可惜的是这些结果都放在了附图里面,可见作者也知道不能作为主要的分析结果展示
第四点、识别恶性细胞的方法,融合了多组学的信息(单细胞加外显子)
- (1) Cluster distribution: owing to the high degree of inter-patient tumour heterogeneity, malignant cells often exhibit distinct cluster distribution compared with normal epithelial cells. Although non-malignant cells derived from different patients are often clustered together by cell type, malignant cells from different patients probably form separate clusters.
- (2)CNVs: we applied inferCNV to infer large-scale CNVs in each individual cell with T cells as the reference control. To quantify CNVs at the cell level, CNV scores were aggregated using a previously described strategy16. In brief, arm-level CNV scores were computed based on the mean of the squares of CNV values across each chromosomal arm. Arm-level CNV scores were further aggregated across all chromosomal arms by calculating the arithmetic mean value of the arm-level scores using the R function mean.
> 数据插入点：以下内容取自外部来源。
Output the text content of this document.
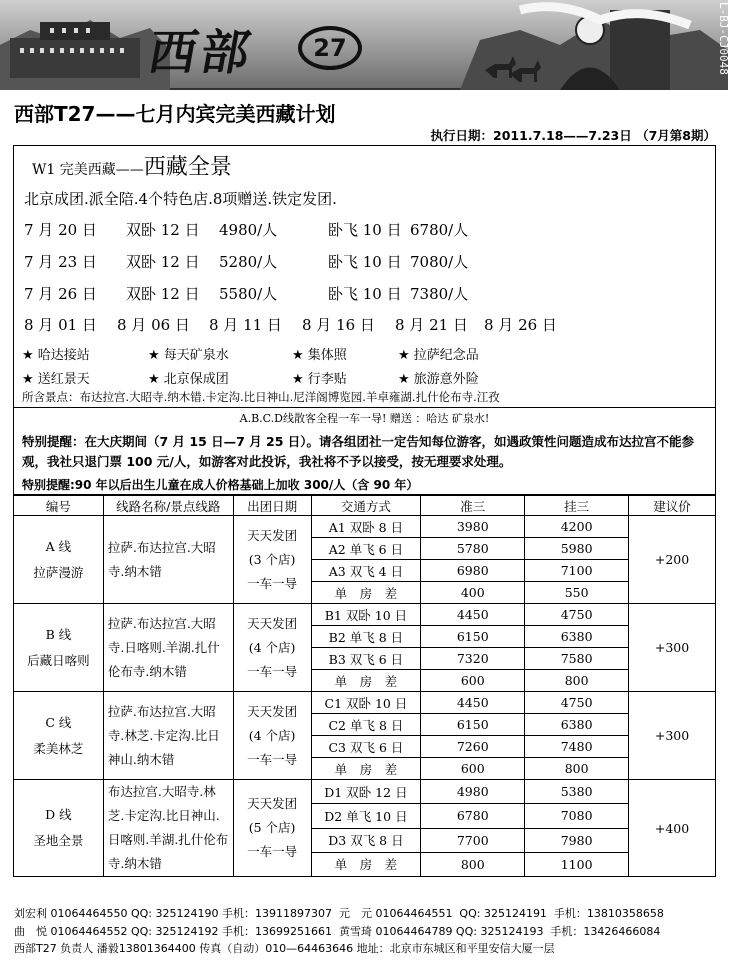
西部	27	L-BJ-CJ0048
西部T27——七月内宾完美西藏计划
执行日期：2011.7.18——7.23日 （7月第8期）
W1 完美西藏——西藏全景
北京成团.派全陪.4个特色店.8项赠送.铁定发团.
7 月 20 日 双卧 12 日 4980/人	卧飞 10 日 6780/人
7 月 23 日 双卧 12 日 5280/人	卧飞 10 日 7080/人
7 月 26 日 双卧 12 日 5580/人	卧飞 10 日 7380/人
8 月 01 日 8 月 06 日 8 月 11 日 8 月 16 日 8 月 21 日 8 月 26 日
★ 哈达接站	★ 每天矿泉水	★ 集体照	★ 拉萨纪念品
★ 送红景天	★ 北京保成团	★ 行李贴	★ 旅游意外险
所含景点：布达拉宫.大昭寺.纳木错.卡定沟.比日神山.尼洋阁博览园.羊卓雍湖.扎什伦布寺.江孜
A.B.C.D线散客全程一车一导! 赠送 ：哈达 矿泉水!
特别提醒：在大庆期间（7 月 15 日—7 月 25 日）。请各组团社一定告知每位游客，如遇政策性问题造成布达拉宫不能参观，我社只退门票 100 元/人，如游客对此投诉，我社将不予以接受，按无理要求处理。
特别提醒:90 年以后出生儿童在成人价格基础上加收 300/人（含 90 年）
编号	线路名称/景点线路	出团日期	交通方式	准三	挂三	建议价
A 线
拉萨漫游	拉萨.布达拉宫.大昭寺.纳木错	天天发团
(3 个店)
一车一导	A1 双卧 8 日	3980	4200	+200
			A2 单飞 6 日	5780	5980	
			A3 双飞 4 日	6980	7100	
			单　房　差	400	550	
B 线
后藏日喀则	拉萨.布达拉宫.大昭寺.日喀则.羊湖.扎什伦布寺.纳木错	天天发团
(4 个店)
一车一导	B1 双卧 10 日	4450	4750	+300
			B2 单飞 8 日	6150	6380	
			B3 双飞 6 日	7320	7580	
			单　房　差	600	800	
C 线
柔美林芝	拉萨.布达拉宫.大昭寺.林芝.卡定沟.比日神山.纳木错	天天发团
(4 个店)
一车一导	C1 双卧 10 日	4450	4750	+300
			C2 单飞 8 日	6150	6380	
			C3 双飞 6 日	7260	7480	
			单　房　差	600	800	
D 线
圣地全景	布达拉宫.大昭寺.林芝.卡定沟.比日神山.日喀则.羊湖.扎什伦布寺.纳木错	天天发团
(5 个店)
一车一导	D1 双卧 12 日	4980	5380	+400
			D2 单飞 10 日	6780	7080	
			D3 双飞 8 日	7700	7980	
			单　房　差	800	1100	
刘宏利 01064464550 QQ: 325124190 手机：13911897307  元　元 01064464551  QQ: 325124191  手机：13810358658
曲　悦 01064464552 QQ: 325124192 手机：13699251661  黄雪琦 01064464789 QQ: 325124193  手机：13426466084
西部T27 负责人 潘毅13801364400 传真（自动）010—64463646 地址：北京市东城区和平里安信大厦一层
- (3)Marker gene expression: expression of lung epithelial lineage-specific genes and LUAD-related oncogenes was determined in epithelial cell clusters.
- (4)Cell-level expression of KRASG12D mutations: as we previously described, BAM files were queried for KRASG12D mutant alleles, which were then mapped to specific cells. KRASG12D mutations, along with cluster distribution, marker gene expression and inferred CNVs as described above, were used to distinguish malignant cells from non-malignant cells.
最后一点,突变信息匹配到单细胞级别
这个地方真的是被文章的聪明惊呆了。一开始我还不明白为什么构建5‘文库,却没有做VDJ,看了突变明白了。
Mapping KRAS codon 12 mutations. To map somatic KRAS mutations at single-cell resolution, alignment records were extracted from the corresponding BAM files using mutation location information. Unique mapping alignments (MAPQ = 255) labelled as either PCR duplication or secondary mapping were filtered out. The resulting
somatic variant carrying reads were evaluated using Integrative Genomics Viewer (IGV) and the CB tags were used to identify cell identities of mutation-carrying reads. To estimate the VAF of KRASG12D mutation and cell fraction of KRASG12D-carrying cells within malignant and non-malignant epithelial cell subpopulations (for example, malignant cells from all LUADs, malignant cells from KM-LUADs, KACs from KM-LUADs), reads were first extracted based on their unique cell barcodes and BAM files were generated for each subpopulation using samtools. Mutations were then visualized using IGV, and VAFs were calculated by dividing the number of KRASG12D-carrying reads by the total number of uniquely aligned reads for each subpopulation. A similar approach was used to visualize KRASG12D-carrying reads and to calculate the VAF of KRASG12D in KACs of normal tissues from KM-LUAD cases. To calculate the mutation-carrying cell fraction, extracted reads were mapped to the KRASG12D locus from BAM files using AlignmentFile and fetch functions in pysam package. Extracted reads were further filtered using the ‘Duplicate’ and ‘Quality’ tags to remove PCR duplicates and low-quality mappings. The number of reads with or without KRASG12D mutation in each cell was summarized using the CB tag in read barcodes. Mutation-carrying cell fractions were then calculated as the ratio of the number of cells with at least one KRASG12D read over the number of cells with at least one high-quality read mapped to the locus.